5. His pizza journey started with MyPizzza.com
A year and a half after selling Nerd Force, Sela was ready for his next challenge. This time around, he was keen to combine his passion for technology with the experience of the pizza trade he'd acquired from his family. He started by buying the domain name of MyPizzza.com for $15 thousand.
After discovering that 75 percent of the pizza industry consisted of Mom and Pop businesses, he decided to grow his own business by simultaneously growing theirs. As smaller brands lacked the technology and online capabilities of bigger brands, Sela attempted to address the balance. It worked... but it wasn't enough for Sela. When he spotted the opportunity to create a business-to-customer model, he did so. And thus, Slice was born.
6. He's breaking the mold
Nether pizza companies nor delivery services are new, but Slice, which Sela describes as a 'hybrid,' is cutting its own path. As protocol.com notes, while most of its competitors employ drivers, Slice doesn't. What it does instead is provide the technology and software solutions independent pizzerias need to take online orders, along with an app for consumers that pairs them with local pizzerias.
7. Pizza runs in the family
When Sela was a kid, his father worked and then owned a pizzeria in Manhattan. As it turns out, so do most of the rest of his family. Speaking to Business Insider India about his typical weekend, Sela explained how most of his free time gets eating up by chatting to his many, many relatives about their experiences of using Slice.
"On Saturdays I try to go to pizza restaurants and talk to owners. I have about 32 relatives who own pizzerias that are on Slice. Every single weekend, whenever I'm around, I'll try and visit their pizza restaurants, " he says. "I try to stay in touch with the challenges that they're facing and how Slice is solving their problems, but also learn what they don't like about Slice so that we can continue to improve."
8. He raised $2.3 million in Series A funding
If there's one thing that Sela is very, very good at, it's convincing investors to give him their money. According to Crunchbase, he managed to raise a substantial $2.3 million in Series A funding. The round was led by Blume Ventures. Subsequent funding rounds proved equally successful, and by 2020, the company had raised $31M in funding over 7 rounds.
9. He's the head of an empire
Slice may work on a very new, very different kind of business model, but it's clearly working. Since launching the business, Sela has grown Slice phenomenally. According to its website, it now partners with over 14,000 independent pizzerias in 50 states and has filled over 12 million orders in the last decade. It also boasts the most popular app that caters to local pizza shops.

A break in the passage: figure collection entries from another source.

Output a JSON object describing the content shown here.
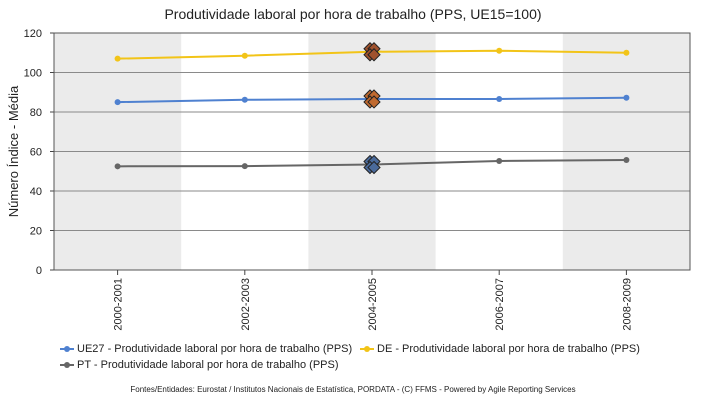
{
  "chart_data": {
    "type": "line",
    "title": "Produtividade laboral por hora de trabalho (PPS, UE15=100)",
    "xlabel": "",
    "ylabel": "Número Índice - Média",
    "ylim": [
      0,
      120
    ],
    "yticks": [
      0,
      20,
      40,
      60,
      80,
      100,
      120
    ],
    "categories": [
      "2000-2001",
      "2002-2003",
      "2004-2005",
      "2006-2007",
      "2008-2009"
    ],
    "highlight_index": 2,
    "series": [
      {
        "name": "UE27 - Produtividade laboral por hora de trabalho  (PPS)",
        "color": "#4f81d0",
        "values": [
          85.0,
          86.2,
          86.6,
          86.6,
          87.2
        ]
      },
      {
        "name": "DE - Produtividade laboral por hora de trabalho  (PPS)",
        "color": "#f2c418",
        "values": [
          107.0,
          108.5,
          110.5,
          111.0,
          110.0
        ]
      },
      {
        "name": "PT - Produtividade laboral por hora de trabalho  (PPS)",
        "color": "#666666",
        "values": [
          52.5,
          52.6,
          53.4,
          55.2,
          55.7
        ]
      }
    ],
    "source": "Fontes/Entidades: Eurostat / Institutos Nacionais de Estatística, PORDATA - (C) FFMS - Powered by Agile Reporting Services"
  }
}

10. He's planing further growth
On April 14 this year, it was reported that Slice had closed $40 million in a funding round led by Cross Creek. Additional investors included KKR, GGV Capital, Primary Ventures, former Twitter CEO Dick Costolo, and 01 Advisors managing partner, Adam Bain.
Speaking about his decision to invest, Bain explained “Slice has emerged as the leader in powering these types of small businesses that have been serving our communities for decades.” Following the announcement, Sela confirmed that he would be utilizing the funds to expand Slice's range of products and services, as well as further developing Slice Accelerate, a program designed to help neighborhood pizzerias with digital serves.